13 January 2017

Fuel prices start 2017 at 18-month high and further rises are forecast

If you're a fleet operator, you probably already know that petrol and diesel pump prices are high – in fact, they're at their highest level for 18 months, according to the RAC.

The bad news for fleet companies is that prices could rise again by mid-2017 to almost £1.30 a litre.

That’s the view of Brian Madderson, chairman of the Petrol Retailers’ Association, who suggested that a rise in the wholesale cost of oil will be triggered as producers cut supplies and the value of sterling falls.

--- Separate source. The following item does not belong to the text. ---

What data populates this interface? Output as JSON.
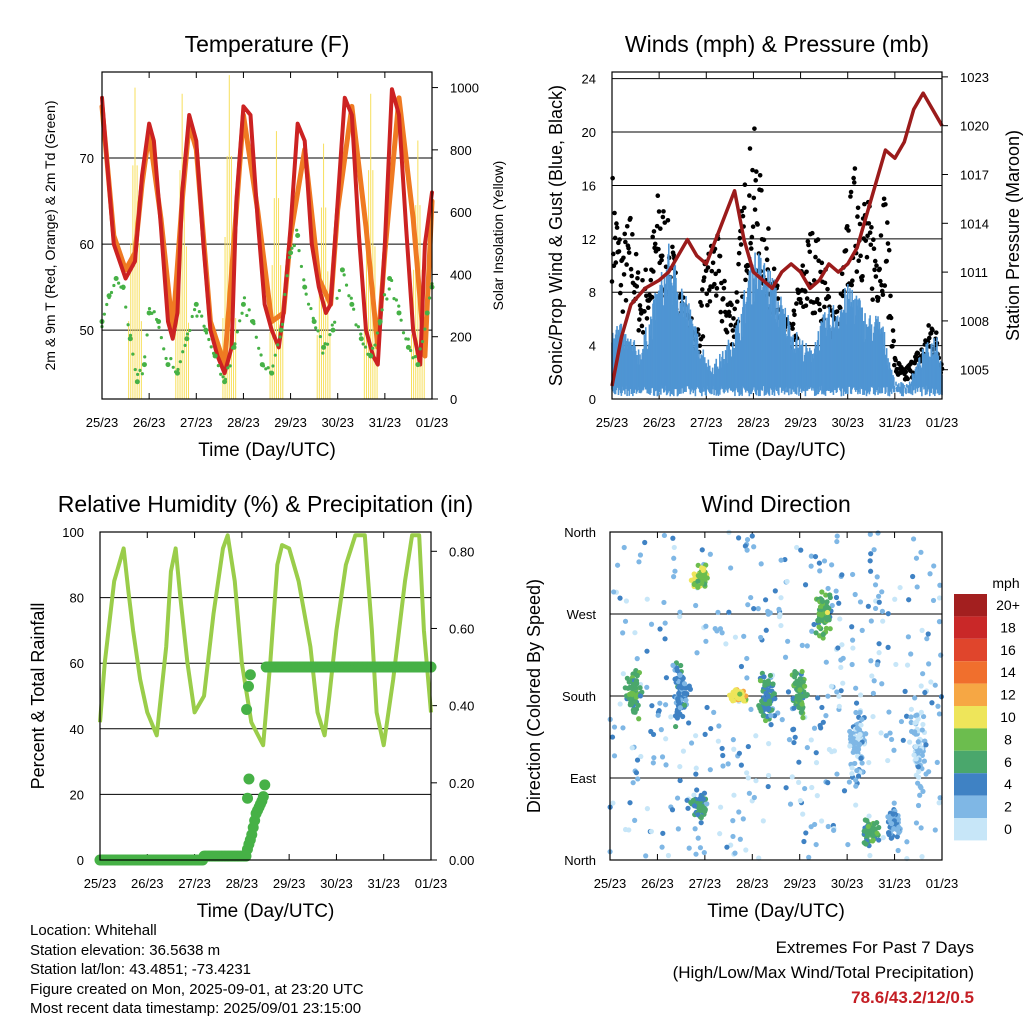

‘The wholesale costs for both petrol and diesel rose by nearly 5p per litre during December,’ Mr Madderson explained. ‘This was due to increasing global oil prices following on from the historic ‘agreement’ between OPEC and key non-OPEC producers – including Russia’.

‘GBP weakened to $1.22 and over Christmas, the media had City analysts predicting significant falls towards $1.10 - or even as low as $1.03 in the first half year.’

So how will this hit prices at the pumps?

Prices on the forecourts have only gone up by 3p per litre, so the pressure will now be on for further increases.

Madderson suggested that prices between 125–128p per litre could be possible by the middle of 2017, a massive hike of 25–30%, which will have an impact on inflation and living costs – as well as fleet operations.